Air mukaku berubah seketika. "Maaf, Tante..." Ujarku sambil menekuk muka. "Aku benci liburan." Aku langsung masuk ke dalam rumah.

Pagi ini aku merenung di bawah jendela sambil merasakan angin sepoi - sepoi. Rasanya ingin sekali aku memandang keluar jendela. Tetapi jendelanya terlalu tinggi sedangkan aku tidak bisa berdiri untuk bisa menggapainya.

"Iqbaal!" Aku mengenal suara itu. Suara Karin. "Kamu disana?" Dia mengintipku dari jendela.

Aku pun berpegangan dan berusaha berdiri. "Kamu ngapain kesini?" Kataku sambil berbisik.

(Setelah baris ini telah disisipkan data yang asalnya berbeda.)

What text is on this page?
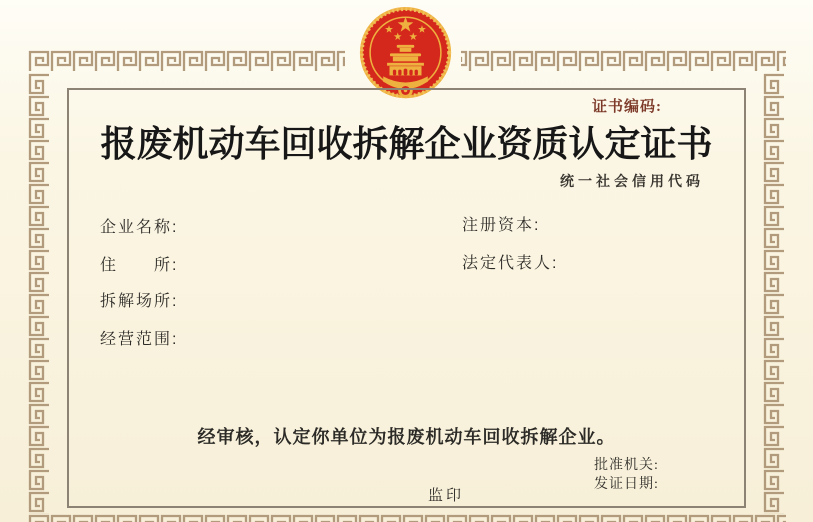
证书编码:
报废机动车回收拆解企业资质认定证书
统一社会信用代码
企业名称:	注册资本:
住　　所:	法定代表人:
拆解场所:
经营范围:
经审核，认定你单位为报废机动车回收拆解企业。
批准机关:
发证日期:
监印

"Ini kan hari minggu. Main, yuk!" Ajak Karin.

"Tapi guru home schooling ku bentar lagi datang."

"Kamu belajar full seminggu?"

"Okay, bentar!" Sekali lagi hal gila ini yang terakhir kali aku lakukan dengan tujuan bunuh diri. Kuraih kunci di atasnya sambil berusaha berdiri tanpa berpegangan, lalu aku melompat dan "Berhasil! Alhamdulillah...."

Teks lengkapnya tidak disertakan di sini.